There are few times I’ve turned as red as I did during “Never Sleep Alone” a participant-drafted show aboard our Virgin Voyage, hosted by their resident sexologist.
This is part four of a four-part series about Virgin Voyages.
Part One: Virgin Voyages - How Are They Different?
Part Two: Virgin Voyages - Let's Talk About Cabins!
Part Three: Virgin Voyages - Time to Dine
Part Four: Virgin Voyages - Entertainment at Sea
From great and good to bad and terrifying, we’re reviewing all things Virgin.
Sexologist? Yeah, I don’t think that’s a real thing, either. It’s all schtick and if you’re into being shocking, being shocked, or watching others be shocked, you’ll love it. I entered the theater having a pretty good idea of what I was getting into, and after our quick question and answer session by assistants in lab coats, we were seated in the “less adventurous” middle row, where I lived in fear I would be asked to participate. Instead, I watched as the front row all said yes to being drafted - thank heavens - and I didn’t get poked, except when we all stood up and put on our masks and were to find someone to tell our first erotic experience to. I did NOT do that. I hid behind my husband, instead.
I knew what I was getting into and if I hadn’t, the condoms on the table would have told me. No, you don’t see any sex acts on the stage or in the room. You do see the hostess strip down at the end, which no review prepared me for. Our honest appraisal of this and all of the entertainment aboard our voyage is this: They were trying too hard and they need better writing. The show had the potential of being tongue-in-cheek funny, making you uncomfortable but making you laugh at the same time. It didn’t hit the mark. Halfway through, my husband was actually bored. And we are show people! We met when we were both acting in college.
Never Sleep Alone was not the worst of it. We hit another show that was standing room only and it was pretty bad. However, the other ones were entertaining enough to be enjoyable. Again, the writing could use some work. But we still had a great time. I do think we’ll do a Virgin Voyage again, but I can’t imagine we’d ever do that show again. And surprisingly, it’s not because of the subject matter or even the nudity at the end. My husband looked away and I just felt sorry for the poor, “trying so hard” girl on the stage, and breathed a sigh of relief for her when they draped a robe around her shoulders. It’s because in their efforts to break boundaries and be shocking, they only accomplished a sad sort of effort that was sorely lacking.
The good news is, you don’t have to go to the NSA show or any show, really. You won’t even run across them. You have to visit on purpose. Plan ahead. Make it a priority. If and when we go back, we’ll adopt an earlier schedule and take part in the exercise classes that do have higher ratings among the agents in our agency. We’ll skip the late-night boundary-pushing.

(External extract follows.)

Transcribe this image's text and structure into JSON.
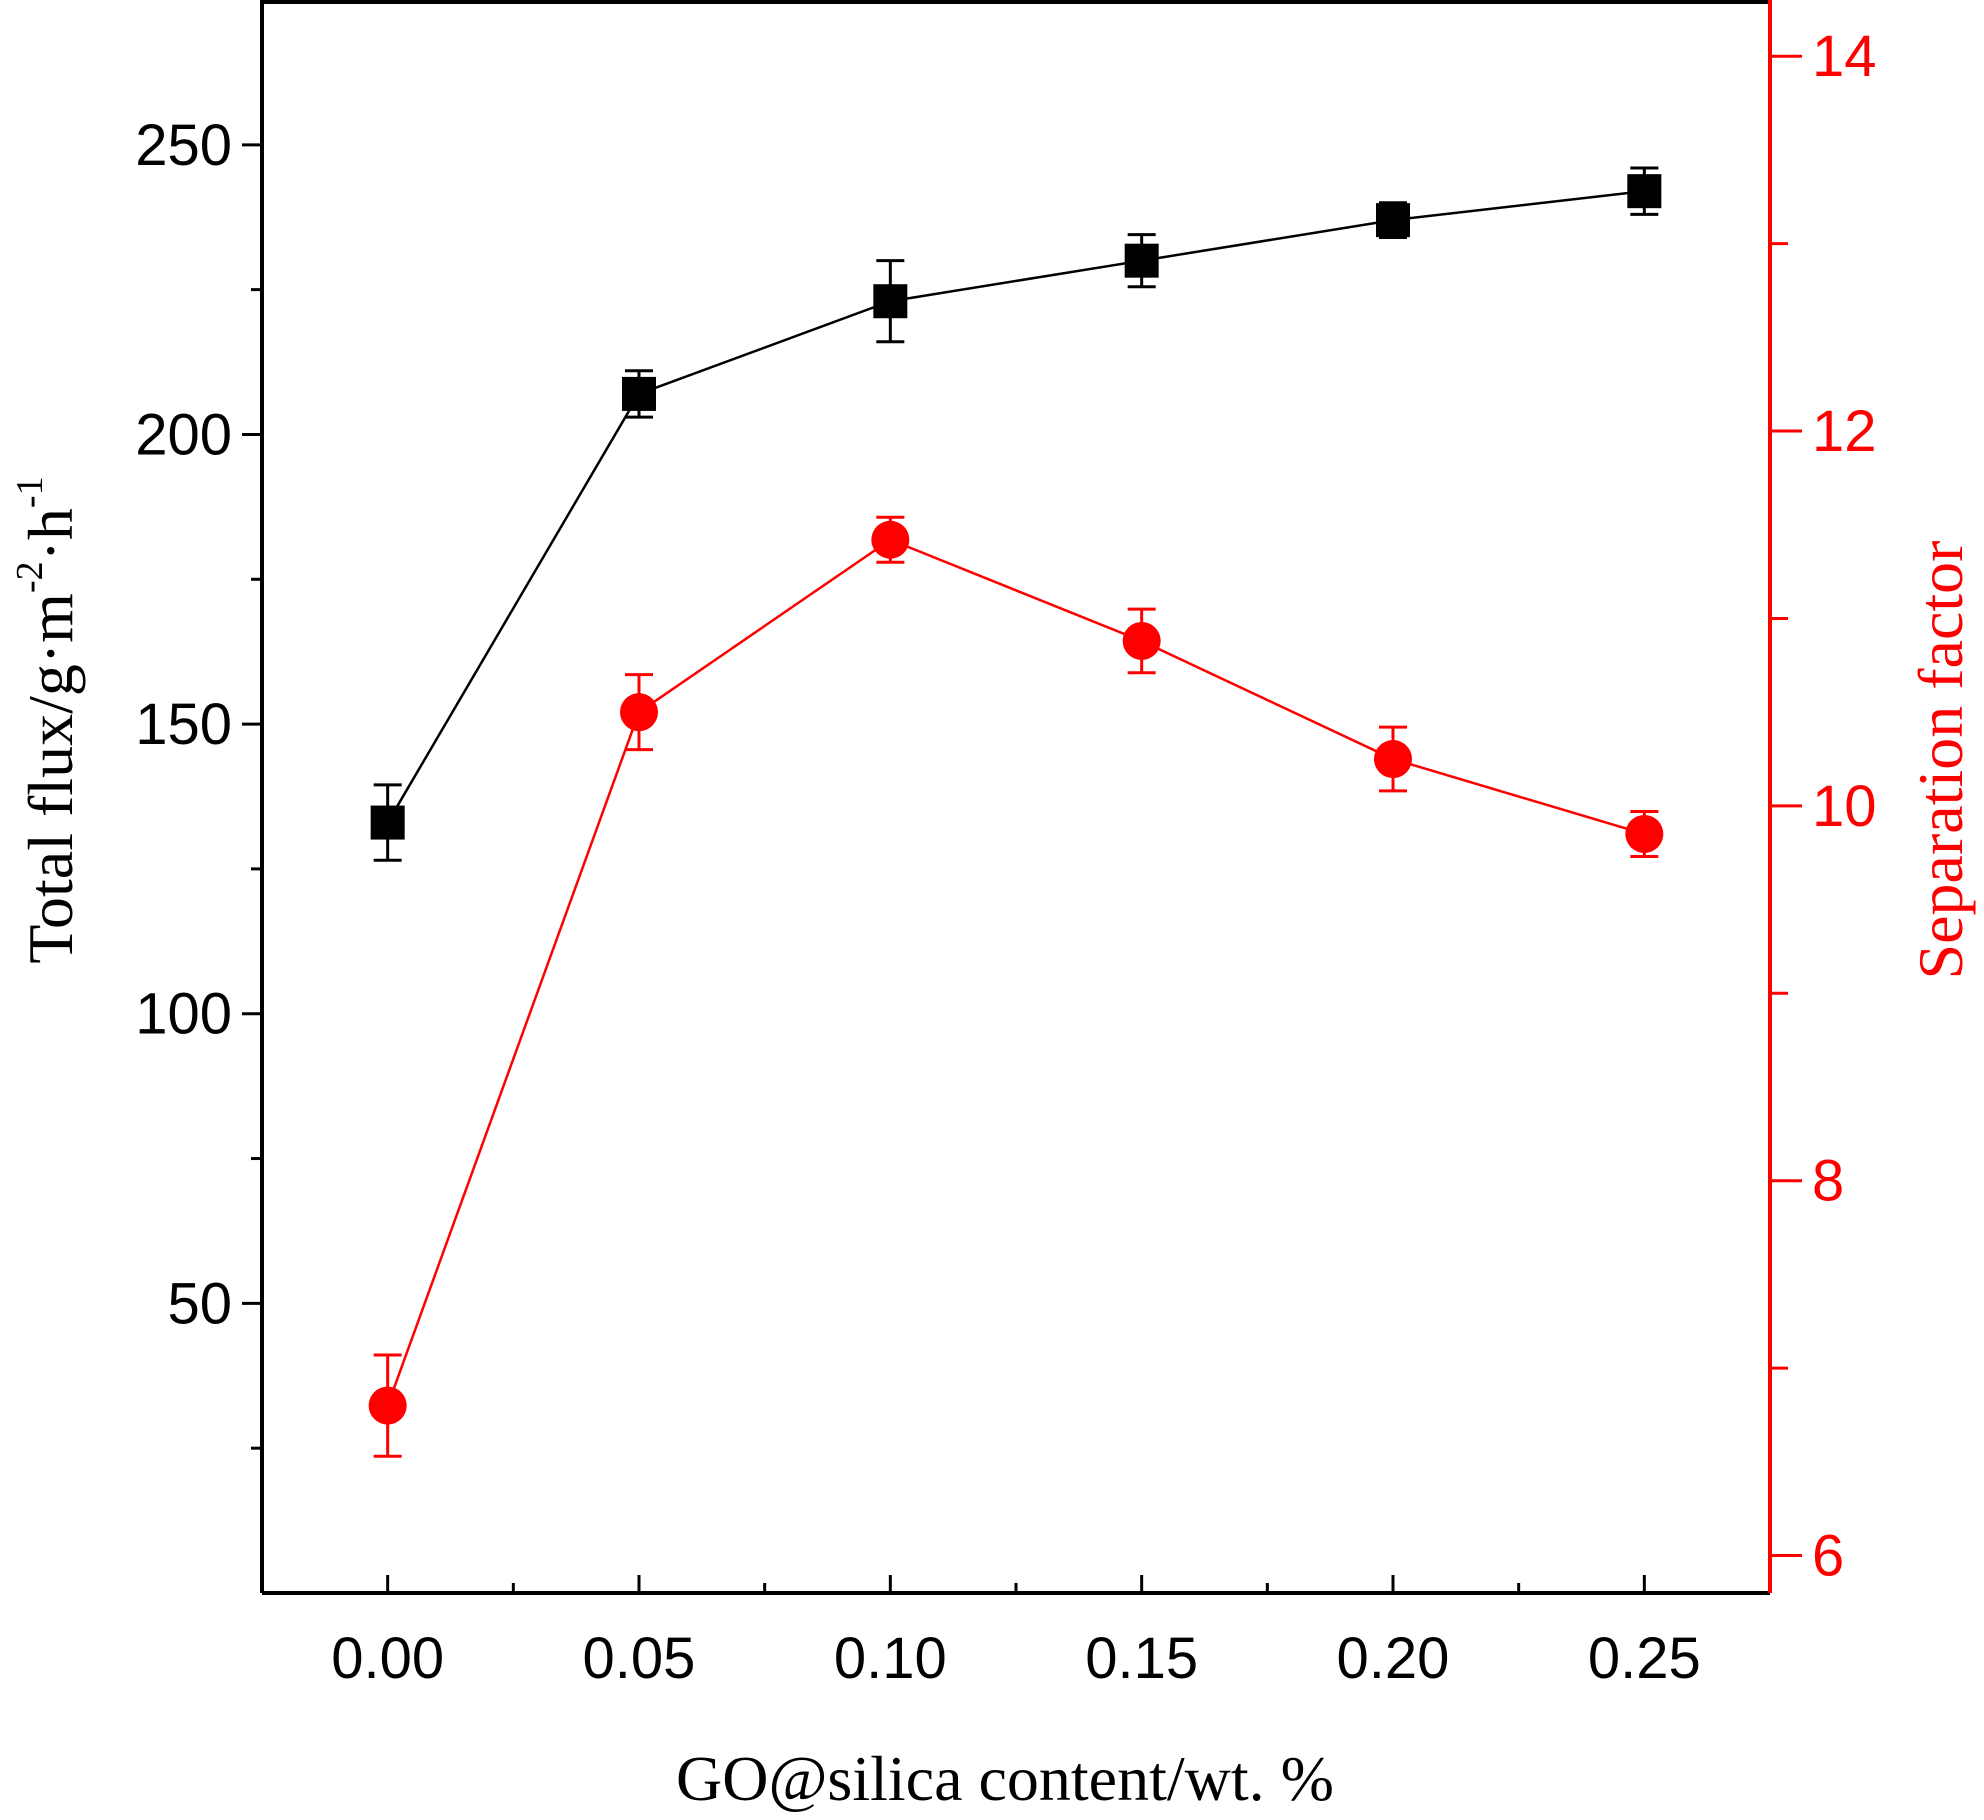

One thing I’m glad I saw once is the Scarlet night build-up and party by the pool. I love how a giant Octopus takes over the center of the ship, from the top by the pool, down through the stairwells in the middle decks. I enjoyed the dancing and performances by jugglers, a rhythmic gymnast, and a few more trained dancers. One thing unique was the feeling of who was on stage and the amount of interaction they had with those viewing, and nowhere was this evidenced more than during the pool party.
We’ll call him toga-man, the gentleman who came to the late-night Scarlet party ready to strip down and get in the pool at the end of the show when all the performers jump in and then invite others to do the same. Clearly, he’d been here before. As I was watching his free-spirited dancing through the crowd with his bedspread toga on, I smiled at how at-home he looked. And I thought of something I have said only once before but really encapsulates the entire Virgin Voyages experience.
Imagine you’re watching one of the many, many coming-of-age films where you find yourself rooting for the film lead, the protagonist, and their marginalized friends. While attractive or quirky looking, alternative or unique, something about them doesn’t quite fit in. They don’t blend. The goal of the film is to make you hate the popular, cookie-cutter pretty people in favor of the one(s) you’re watching, who just wants to feel like they belong somewhere. Anywhere. The climax of the film is usually when the likable lead realizes they don’t need the pretty, popular people. They just need the real, multi-dimensional “rejects” like themselves and together they do belong - to one another! It’s definitely a formula that works because filmmakers have used it a TON, right?
Now, imagine those marginalized people all got together after they realized they actually belonged and felt good about themselves and created a cruise line and invited all their people and you were on the guest list! THAT is Virgin Voyages. The only question left for you now is, do you want to go?